By far the most significant holiday for Russians is New Year’s, which more than 80 percent of respondents listed when asked which holidays were most important to them. Respondents could choose more than one answer. The birthdays of friends and loved ones had the next highest ranking, with 44 percent.
One’s own birthday and Victory Day, celebrated on May 9, tied for the third and fourth places with 42 percent each.
Russia Day ranked the same on the importance scale as wedding anniversaries, which also scored 3 percent, according to the poll. But it beat the Nov. 7 anniversary of the Bolshevik Revolution, Nov. 4 National Unity Day, and Russia’s Constitution Day, which scored 1 percent each, the poll indicated.
Easter was considered one of the most important holidays by 27 percent, while Russian Orthodox Christmas lagged behind with 15 percent, according to the poll. Catholic Christmas was viewed as important by 1 percent, the poll indicated, in a country where Catholics reportedly make up less than 1 percent of the population.

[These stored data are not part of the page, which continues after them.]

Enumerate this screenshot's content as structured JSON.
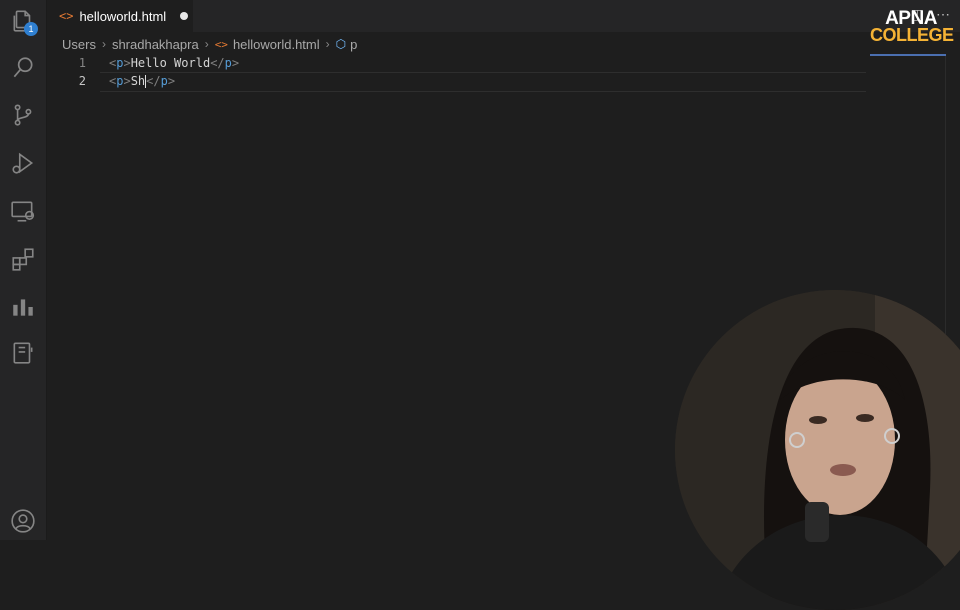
{
  "activity_bar": {
    "items": [
      {
        "name": "explorer",
        "icon": "files-icon",
        "badge": "1"
      },
      {
        "name": "search",
        "icon": "search-icon"
      },
      {
        "name": "source-control",
        "icon": "source-control-icon"
      },
      {
        "name": "run-debug",
        "icon": "run-debug-icon"
      },
      {
        "name": "remote-explorer",
        "icon": "remote-explorer-icon"
      },
      {
        "name": "extensions",
        "icon": "extensions-icon"
      },
      {
        "name": "stats",
        "icon": "bar-chart-icon"
      },
      {
        "name": "notebook",
        "icon": "notebook-icon"
      }
    ],
    "account_icon": "account-icon"
  },
  "tab": {
    "label": "helloworld.html",
    "unsaved": true
  },
  "breadcrumb": {
    "items": [
      "Users",
      "shradhakhapra",
      "helloworld.html",
      "p"
    ]
  },
  "editor": {
    "lines": [
      {
        "number": "1",
        "open_bracket": "<",
        "open_tag": "p",
        "open_close": ">",
        "text": "Hello World",
        "close_bracket": "</",
        "close_tag": "p",
        "close_end": ">"
      },
      {
        "number": "2",
        "open_bracket": "<",
        "open_tag": "p",
        "open_close": ">",
        "text": "Sh",
        "close_bracket": "</",
        "close_tag": "p",
        "close_end": ">"
      }
    ]
  },
  "logo": {
    "line1": "APNA",
    "line2": "COLLEGE"
  },
  "colors": {
    "accent": "#2f7fd0",
    "html_icon": "#e37933",
    "tag": "#569cd6",
    "logo_gold": "#f5b335"
  }
}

Russia Day marks the day when the legislature of the then-Russian Federative Socialist Soviet Republic adopted the Declaration of State Sovereignty – June 12, 1990. The day was made a national holiday in 1992.
Despite Russians’ indifferent attitudes toward the holiday, a majority of the population, or 61 percent, consider national independence proclaimed in 1990 to have been “definitely” or mostly beneficial for the country, the poll indicated.
That is down from 71 percent a year earlier, but marks a rise from a low of 35 percent in 2002, Levada Center said in its report.
Fifteen percent of Russians think national independence was damaging for the country, according to this year’s poll, compared to 26 percent in 2002 and a high of 35 percent in 2004, according to Levada Center data.
The poll was conducted on May 22-25 among 800 people in 46 of Russia’s regions, and had a margin of error of no more than 4.1 percentage points.